Les flux financiers Sud-Nord, issus du paiement des intérêts de la dette qui pénalisent outrageusement les pays en voie de développement, sont intolérables. Il faut solder cette situation tant elle est incompatible avec une action sérieuse de lutte contre la pauvreté. L’éthique exige également que les instances politiques nationales et globales prennent les mesures qui s’imposent pour réduire des disparités trop criantes.
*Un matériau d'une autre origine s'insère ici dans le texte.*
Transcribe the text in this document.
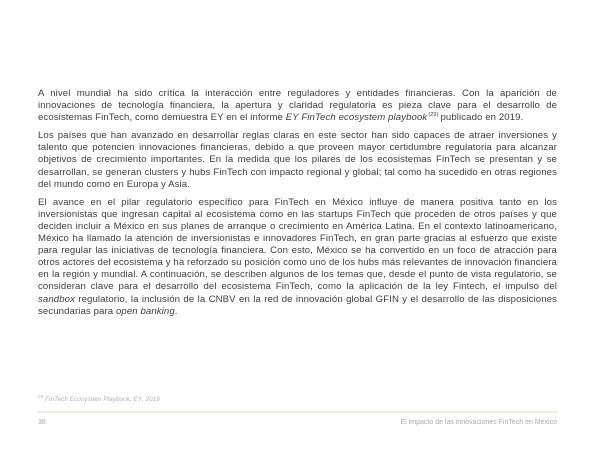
A nivel mundial ha sido crítica la interacción entre reguladores y entidades financieras. Con la aparición de innovaciones de tecnología financiera, la apertura y claridad regulatoria es pieza clave para el desarrollo de ecosistemas FinTech, como demuestra EY en el informe EY FinTech ecosystem playbook$^{(29)}$ publicado en 2019.

Los países que han avanzado en desarrollar reglas claras en este sector han sido capaces de atraer inversiones y talento que potencien innovaciones financieras, debido a que proveen mayor certidumbre regulatoria para alcanzar objetivos de crecimiento importantes. En la medida que los pilares de los ecosistemas FinTech se presentan y se desarrollan, se generan clusters y hubs FinTech con impacto regional y global; tal como ha sucedido en otras regiones del mundo como en Europa y Asia.

El avance en el pilar regulatorio específico para FinTech en México influye de manera positiva tanto en los inversionistas que ingresan capital al ecosistema como en las startups FinTech que proceden de otros países y que deciden incluir a México en sus planes de arranque o crecimiento en América Latina. En el contexto latinoamericano, México ha llamado la atención de inversionistas e innovadores FinTech, en gran parte gracias al esfuerzo que existe para regular las iniciativas de tecnología financiera. Con esto, México se ha convertido en un foco de atracción para otros actores del ecosistema y ha reforzado su posición como uno de los hubs más relevantes de innovación financiera en la región y mundial. A continuación, se describen algunos de los temas que, desde el punto de vista regulatorio, se consideran clave para el desarrollo del ecosistema FinTech, como la aplicación de la ley Fintech, el impulso del sandbox regulatorio, la inclusión de la CNBV en la red de innovación global GFIN y el desarrollo de las disposiciones secundarias para open banking.

$^{29}$ FinTech Ecosystem Playbook, EY, 2019
38	El impacto de las innovaciones FinTech en México
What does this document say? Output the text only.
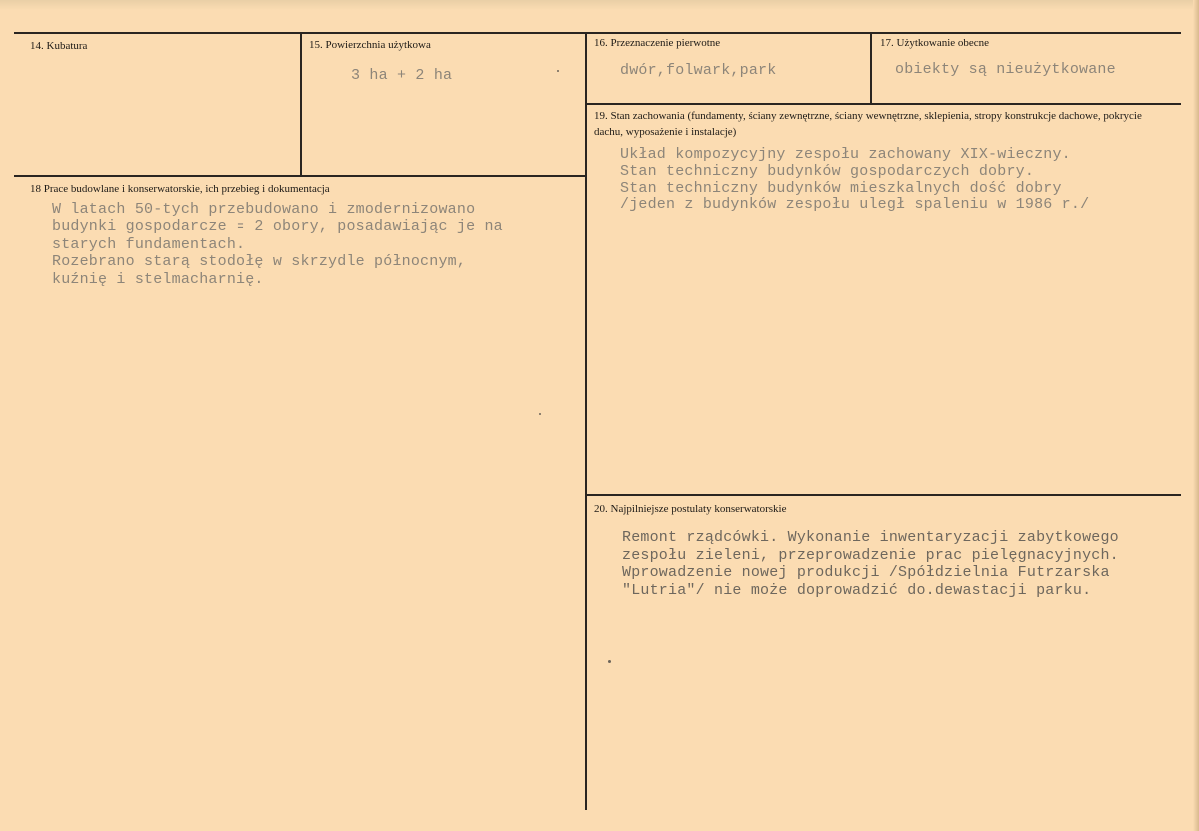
14. Kubatura	15. Powierzchnia użytkowa
3 ha + 2 ha
16. Przeznaczenie pierwotne
dwór,folwark,park
17. Użytkowanie obecne
obiekty są nieużytkowane
18 Prace budowlane i konserwatorskie, ich przebieg i dokumentacja
W latach 50-tych przebudowano i zmodernizowano
budynki gospodarcze ꞊ 2 obory, posadawiając je na
starych fundamentach.
Rozebrano starą stodołę w skrzydle północnym,
kuźnię i stelmacharnię.
19. Stan zachowania (fundamenty, ściany zewnętrzne, ściany wewnętrzne, sklepienia, stropy konstrukcje dachowe, pokrycie dachu, wyposażenie i instalacje)
Układ kompozycyjny zespołu zachowany XIX-wieczny.
Stan techniczny budynków gospodarczych dobry.
Stan techniczny budynków mieszkalnych dość dobry
/jeden z budynków zespołu uległ spaleniu w 1986 r./
20. Najpilniejsze postulaty konserwatorskie
Remont rządcówki. Wykonanie inwentaryzacji zabytkowego
zespołu zieleni, przeprowadzenie prac pielęgnacyjnych.
Wprowadzenie nowej produkcji /Spółdzielnia Futrzarska
"Lutria"/ nie może doprowadzić do.dewastacji parku.
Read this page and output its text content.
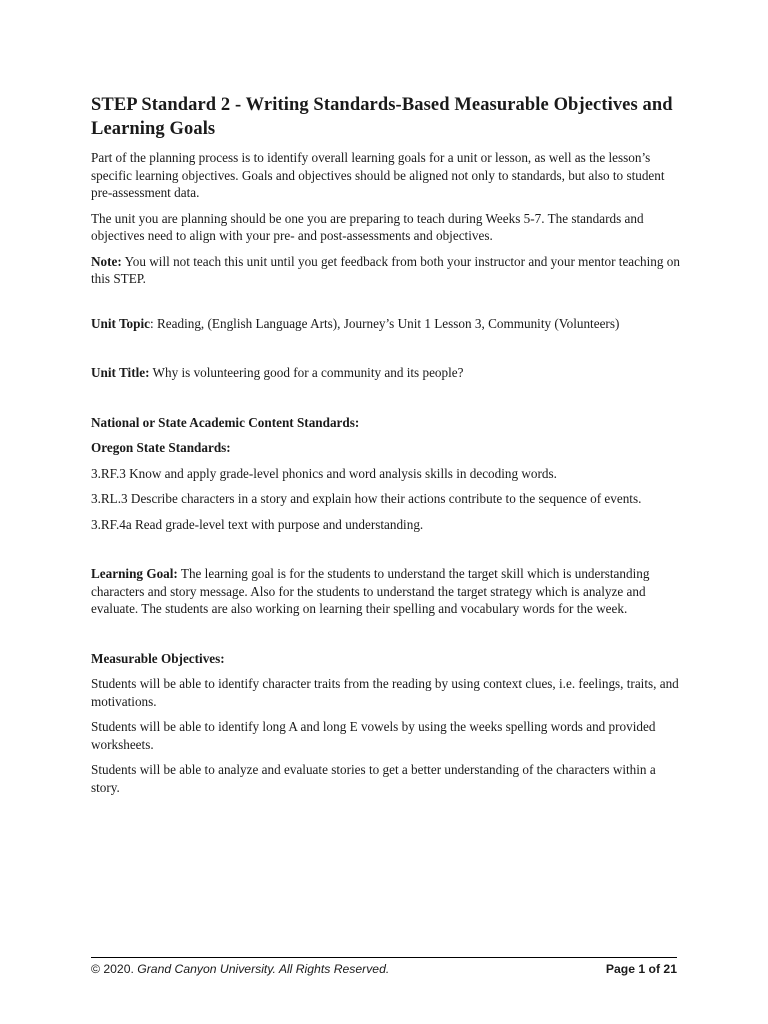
STEP Standard 2 - Writing Standards-Based Measurable Objectives and Learning Goals

Part of the planning process is to identify overall learning goals for a unit or lesson, as well as the lesson’s specific learning objectives. Goals and objectives should be aligned not only to standards, but also to student pre-assessment data.

The unit you are planning should be one you are preparing to teach during Weeks 5-7. The standards and objectives need to align with your pre- and post-assessments and objectives.

Note: You will not teach this unit until you get feedback from both your instructor and your mentor teaching on this STEP.

Unit Topic: Reading, (English Language Arts), Journey’s Unit 1 Lesson 3, Community (Volunteers)

Unit Title: Why is volunteering good for a community and its people?

National or State Academic Content Standards:

Oregon State Standards:

3.RF.3 Know and apply grade-level phonics and word analysis skills in decoding words.

3.RL.3 Describe characters in a story and explain how their actions contribute to the sequence of events.

3.RF.4a Read grade-level text with purpose and understanding.

Learning Goal: The learning goal is for the students to understand the target skill which is understanding characters and story message. Also for the students to understand the target strategy which is analyze and evaluate. The students are also working on learning their spelling and vocabulary words for the week.

Measurable Objectives:

Students will be able to identify character traits from the reading by using context clues, i.e. feelings, traits, and motivations.

Students will be able to identify long A and long E vowels by using the weeks spelling words and provided worksheets.

Students will be able to analyze and evaluate stories to get a better understanding of the characters within a story.

© 2020. Grand Canyon University. All Rights Reserved.	Page 1 of 21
Toutefois, avec l’affaiblissement du leadership politique, les administrations compétentes, tant au niveau national qu’au niveau international, se sont peu à peu imposées comme les seuls gestionnaires du développement et restent peu perméables aux critiques face aux résultats de leurs engagements. On ne peut laisser le défi de la pauvreté dans les seules mains des agents spécialisés de l’État. Il faut une implication de la société civile et des pouvoirs locaux. De nombreuses coopérations liant des villes ou des ONG aux pays du Sud sont déjà en cours et il faut davantage leur rendre justice. La « coopération décentralisée »représente un phénomène intéressant en raison du nombre de collectivité qu’elle permet de mobiliser et des savoir faire qu’elle permet de développer au niveau local.
Cette coopération ne doit pas se substituer, mais doit s’additionner à celle des organisations internationales. Les villes peuvent être des relais et des points d’ancrage de l’action citoyenne et c’est cette dimension qui sera reconnue lors de la constitution d’une « ONU des villes » lors d’un prochain congrès mondial à Paris. Cette coopération est la marque de la volonté des villes de s’engager davantage dans la mondialisation.
C’est dans cet esprit que Genève, Lyon et la province de Turin ont décidé avec le Sénégal et Dakar de créer un Fonds de solidarité numérique (FSN). Il n’est pas dans l’intention de ce fonds de se substituer aux mécanismes de financement déjà existants, mais de les compléter en apportant une réponse aux besoins urgents des collectivités locales dans les pays en développement pour réduire leur « retard numérique ». C’est l’une des conditions incontournables de leur essor économique et politique.
« Le Sud a besoin des villes du Nord », par Christian Ferrazino et Abdoulaye Wade, Le Monde, 1er Mai 2004.